I followed my father into his business and had a successful career making enough money for my family to live a comfortable life. Yet, today I regret not pursuing a life in academia. So I write on several different blogs.
I always enjoyed writing and I’m glad that I can do it now, despite being a terrible typist. In fact, the all-boys high schools that I attended didn’t offer a course in typing. So, I pick and peck at a decent speed. It gives me a chance to think about my writing rather than speeding through it.
Decisions that we make at an early age will affect our lives going forward. If I had persevered with a West Point career, my life would have been totally different. I could have been killed in a Vietnamese rice paddy or become a general. I could have been disappointed and left the military after five years. I could be teaching history at some university or writing books full-time.
We live in a world of alternate realities. Not the science fiction kind but different life tracks based on minor decisions that we make as teenagers or twenty-somethings. Many of our decisions are made by us, just one individual deciding on what life path to take.
I decided on the college that I wanted to attend. My parents would willingly give me advice (I’m the oldest of five) but the final decision was mine and mine alone. If I didn’t like it, I had no one to blame but myself. I opted for the life of a commuter because I have four younger siblings who would need to go to college too. I balanced a good school that was less expensive so that my parents could afford to send them too.
So here I am at 64 with my declining expectations. I joke that my bad elbow will keep me from pitching in the World Series but in truth I was never much of an athlete. My father was the great athlete and talent must skip a generation because my nephews are all pretty determined to be good.
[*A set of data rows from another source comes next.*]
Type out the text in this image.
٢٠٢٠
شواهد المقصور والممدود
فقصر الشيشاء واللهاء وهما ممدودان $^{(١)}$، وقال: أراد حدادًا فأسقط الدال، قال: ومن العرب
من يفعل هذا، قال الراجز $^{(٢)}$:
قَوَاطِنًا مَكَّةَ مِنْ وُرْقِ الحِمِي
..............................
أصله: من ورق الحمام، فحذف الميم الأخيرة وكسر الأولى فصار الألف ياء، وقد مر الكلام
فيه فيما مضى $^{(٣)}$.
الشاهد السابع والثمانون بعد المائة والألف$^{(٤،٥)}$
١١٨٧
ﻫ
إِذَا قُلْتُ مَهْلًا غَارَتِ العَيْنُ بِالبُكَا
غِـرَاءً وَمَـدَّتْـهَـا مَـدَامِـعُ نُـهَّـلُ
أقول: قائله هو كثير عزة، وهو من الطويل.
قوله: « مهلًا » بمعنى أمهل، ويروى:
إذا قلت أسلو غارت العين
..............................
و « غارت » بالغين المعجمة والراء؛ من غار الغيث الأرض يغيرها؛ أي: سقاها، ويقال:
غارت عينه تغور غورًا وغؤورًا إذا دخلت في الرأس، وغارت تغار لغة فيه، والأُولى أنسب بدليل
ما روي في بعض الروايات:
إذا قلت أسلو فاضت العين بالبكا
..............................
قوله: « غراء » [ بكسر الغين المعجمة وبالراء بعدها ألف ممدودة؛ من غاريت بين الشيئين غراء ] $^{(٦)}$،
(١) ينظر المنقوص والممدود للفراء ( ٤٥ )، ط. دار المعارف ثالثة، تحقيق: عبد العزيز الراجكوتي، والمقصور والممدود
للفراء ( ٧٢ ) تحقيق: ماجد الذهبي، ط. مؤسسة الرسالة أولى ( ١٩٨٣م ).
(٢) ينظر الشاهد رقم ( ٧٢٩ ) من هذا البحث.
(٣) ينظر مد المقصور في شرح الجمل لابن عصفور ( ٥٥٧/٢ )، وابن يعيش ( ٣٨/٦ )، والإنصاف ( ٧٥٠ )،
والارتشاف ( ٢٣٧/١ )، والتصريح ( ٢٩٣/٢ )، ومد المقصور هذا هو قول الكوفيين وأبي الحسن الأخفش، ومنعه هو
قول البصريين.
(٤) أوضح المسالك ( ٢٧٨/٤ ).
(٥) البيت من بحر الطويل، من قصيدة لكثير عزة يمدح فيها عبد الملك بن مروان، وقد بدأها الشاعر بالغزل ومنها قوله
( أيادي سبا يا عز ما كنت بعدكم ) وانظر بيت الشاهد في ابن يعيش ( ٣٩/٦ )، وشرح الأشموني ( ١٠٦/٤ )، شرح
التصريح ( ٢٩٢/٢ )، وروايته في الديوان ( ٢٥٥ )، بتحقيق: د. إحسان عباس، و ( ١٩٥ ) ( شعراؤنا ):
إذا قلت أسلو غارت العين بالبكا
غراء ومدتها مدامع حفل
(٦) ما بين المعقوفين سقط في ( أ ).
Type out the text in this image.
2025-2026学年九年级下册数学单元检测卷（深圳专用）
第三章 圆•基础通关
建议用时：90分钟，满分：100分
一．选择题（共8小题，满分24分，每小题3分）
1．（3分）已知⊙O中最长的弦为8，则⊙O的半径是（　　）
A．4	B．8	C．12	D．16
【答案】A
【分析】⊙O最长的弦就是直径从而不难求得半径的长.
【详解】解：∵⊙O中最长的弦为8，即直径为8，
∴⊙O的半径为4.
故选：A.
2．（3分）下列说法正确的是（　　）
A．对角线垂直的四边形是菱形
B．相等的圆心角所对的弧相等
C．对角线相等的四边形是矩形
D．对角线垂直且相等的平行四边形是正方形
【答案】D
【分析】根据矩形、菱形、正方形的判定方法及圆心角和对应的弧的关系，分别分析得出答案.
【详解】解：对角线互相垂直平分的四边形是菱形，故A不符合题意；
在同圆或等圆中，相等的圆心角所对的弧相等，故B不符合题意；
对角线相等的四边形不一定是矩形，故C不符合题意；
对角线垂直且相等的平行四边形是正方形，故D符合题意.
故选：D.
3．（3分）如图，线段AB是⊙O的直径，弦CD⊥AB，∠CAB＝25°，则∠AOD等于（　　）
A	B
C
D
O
As I write this I can admit that I have a good life. Sure, I’d like to win the lottery and retire to some tropical country but that’s not going to happen. I have a great wife who has supported me through a lot of travails and a smart daughter who actually remembered to send me a funny birthday card. I have three pet cats who I’m very attached to and I live in a beautiful house (that I’d love to sell). I may be aging but my expectations are not declining in this part of my life.